The Burmese is a short-haired breed founded on Wong Mau, a brown female cat imported from Burma to the United States in 1930 by Dr. Joseph Creadick Thompson. Thompson crossed Wong Mau with a Siamese male and subsequent selective breeding established the Burmese type. CFA recognized the breed in 1936; GCCF in 1952; FIFe at its 1949 founding; and TICA at its 1979 founding. The standard describes a compact, muscular cat with a rounded head and short, satin-textured coat.
Quick facts
- Origin country
- Myanmar (Burma)
- Origin period
- 1930 (Wong Mau imported by Dr. Joseph Thompson); CFA recognition 1936
- Coat type
- Short
- Coat colors
- Sable (CFA) / Brown (GCCF/FIFe), Champagne (CFA) / Chocolate (GCCF/FIFe), Blue, Platinum (CFA) / Lilac (GCCF/FIFe), Red, Cream, Tortoiseshell, Blue Tortoiseshell, Chocolate Tortoiseshell, Lilac Tortoiseshell
- Size category
- Medium
- Average lifespan
- 18-25 years
- Recognition
- CFA 1936 · TICA 1979 · GCCF 1952 · FIFe 1949
Origin
Dr. Joseph Creadick Thompson imported a small brown female cat named Wong Mau from Rangoon, Burma (Myanmar) to San Francisco in 1930. Thompson, working with Virginia Cobb, Billie Gerst, and geneticist Clyde Keeler, began a systematic breeding programme. Wong Mau was crossed with a Siamese male; subsequent litters produced brown kittens — the Burmese — and hybrid intermediates now recognized as Tonkinese. The Burmese carries the cb allele of the albino series; homozygous cb/cb individuals express the Burmese coat colour.
Recognition
CFA recognized the Burmese in 1936 — one of the earliest recognitions of a breed founded on a single import cat. CFA suspended recognition in 1947 due to widespread Siamese hybridization in registered lines; recognition was fully restored in 1953 after breeders purified the lines. The FIFe standard was published at the federation's 1949 founding. GCCF recognized the breed in 1952. TICA recognized the Burmese at its 1979 founding.
Standard
CFA and GCCF standards describe a medium-sized, compact, well-muscled cat of surprising weight for its size — described in the CFA standard as 'much heavier than it appears'. The head is pleasingly round with wide-set rounded eyes. The coat is short, fine, and close-lying with a glossy, satin-like sheen.
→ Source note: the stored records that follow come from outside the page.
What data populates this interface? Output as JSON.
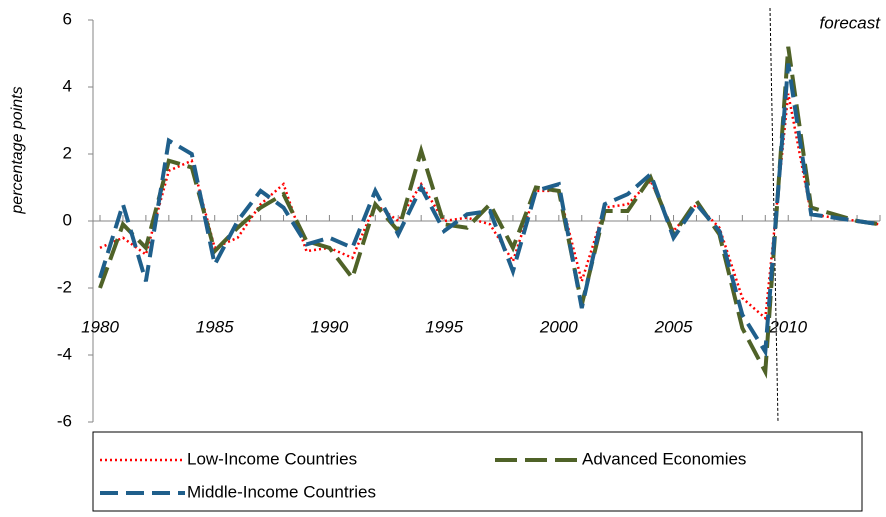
{
  "chart_data": {
    "type": "line",
    "y_label": "percentage points",
    "annotation": "forecast",
    "x": [
      1980,
      1981,
      1982,
      1983,
      1984,
      1985,
      1986,
      1987,
      1988,
      1989,
      1990,
      1991,
      1992,
      1993,
      1994,
      1995,
      1996,
      1997,
      1998,
      1999,
      2000,
      2001,
      2002,
      2003,
      2004,
      2005,
      2006,
      2007,
      2008,
      2009,
      2010,
      2011,
      2012,
      2013,
      2014
    ],
    "xlim": [
      1980,
      2014
    ],
    "xticks": [
      1980,
      1985,
      1990,
      1995,
      2000,
      2005,
      2010
    ],
    "ylim": [
      -6,
      6
    ],
    "yticks": [
      -6,
      -4,
      -2,
      0,
      2,
      4,
      6
    ],
    "series": [
      {
        "name": "Low-Income Countries",
        "color": "#ff0000",
        "values": [
          -0.8,
          -0.5,
          -1.0,
          1.5,
          1.8,
          -0.8,
          -0.5,
          0.5,
          1.1,
          -0.9,
          -0.8,
          -1.1,
          0.5,
          0.0,
          1.1,
          0.0,
          0.1,
          -0.1,
          -1.2,
          0.9,
          0.9,
          -1.8,
          0.4,
          0.5,
          1.2,
          -0.3,
          0.5,
          -0.2,
          -2.3,
          -2.9,
          3.8,
          0.2,
          0.1,
          0.0,
          -0.1
        ]
      },
      {
        "name": "Advanced Economies",
        "color": "#4f6228",
        "values": [
          -2.0,
          -0.1,
          -0.8,
          1.8,
          1.6,
          -0.9,
          -0.2,
          0.4,
          0.8,
          -0.6,
          -0.8,
          -1.7,
          0.5,
          -0.3,
          2.1,
          -0.1,
          -0.2,
          0.5,
          -0.8,
          1.0,
          0.9,
          -2.5,
          0.3,
          0.3,
          1.3,
          -0.4,
          0.6,
          -0.4,
          -3.2,
          -4.5,
          5.2,
          0.4,
          0.2,
          0.0,
          -0.1
        ]
      },
      {
        "name": "Middle-Income Countries",
        "color": "#1f5f8b",
        "values": [
          -1.7,
          0.5,
          -1.8,
          2.4,
          2.0,
          -1.3,
          0.0,
          0.9,
          0.4,
          -0.7,
          -0.5,
          -0.8,
          0.9,
          -0.4,
          1.0,
          -0.3,
          0.2,
          0.3,
          -1.5,
          0.9,
          1.1,
          -2.6,
          0.5,
          0.8,
          1.4,
          -0.5,
          0.5,
          -0.3,
          -2.8,
          -3.9,
          4.7,
          0.2,
          0.1,
          0.0,
          -0.1
        ]
      }
    ]
  }
}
CFA recognizes four colours — sable (rich warm brown), champagne (warm honey-beige), blue, and platinum (pale silver-grey); GCCF and FIFe recognize a broader range including red, cream, and tortoiseshell variants.
Sources & further reading (3)
- registry-breed-profile — accessed 2026-04-30
- encyclopedia — accessed 2026-04-30
- gccf-registry — accessed 2026-04-30
Frequently asked questions
What is the Burmese's typical lifespan?
Breed-club records consistently report a lifespan of 18 to 25 years for the Burmese — among the longest-lived of all recognized domestic cat breeds. The CFA Burmese parent club and multiple veterinary insurance datasets have confirmed longevity well beyond the typical domestic cat range.
When was the Burmese recognized?
CFA recognized the Burmese in 1936, one of the earliest recognitions for a breed founded on a single import cat. The FIFe standard was published at the 1949 founding. GCCF recognized the breed in 1952. TICA recognized it at its 1979 founding. CFA briefly suspended recognition from 1947 to 1953 due to Siamese hybridization.
What is the difference between American and European Burmese?
The American Burmese (CFA standard) has a more rounded, cobby head and fuller cheeks. The European Burmese (FIFe and GCCF standard) has a more moderate, slightly wedge-shaped head with a longer profile. Both standards recognize the same basic body type — compact, muscular, deceptively heavy — but differ in head shape and the range of accepted colours; European/GCCF standards accept red, cream, and tortoiseshell variants not in the CFA four-colour standard.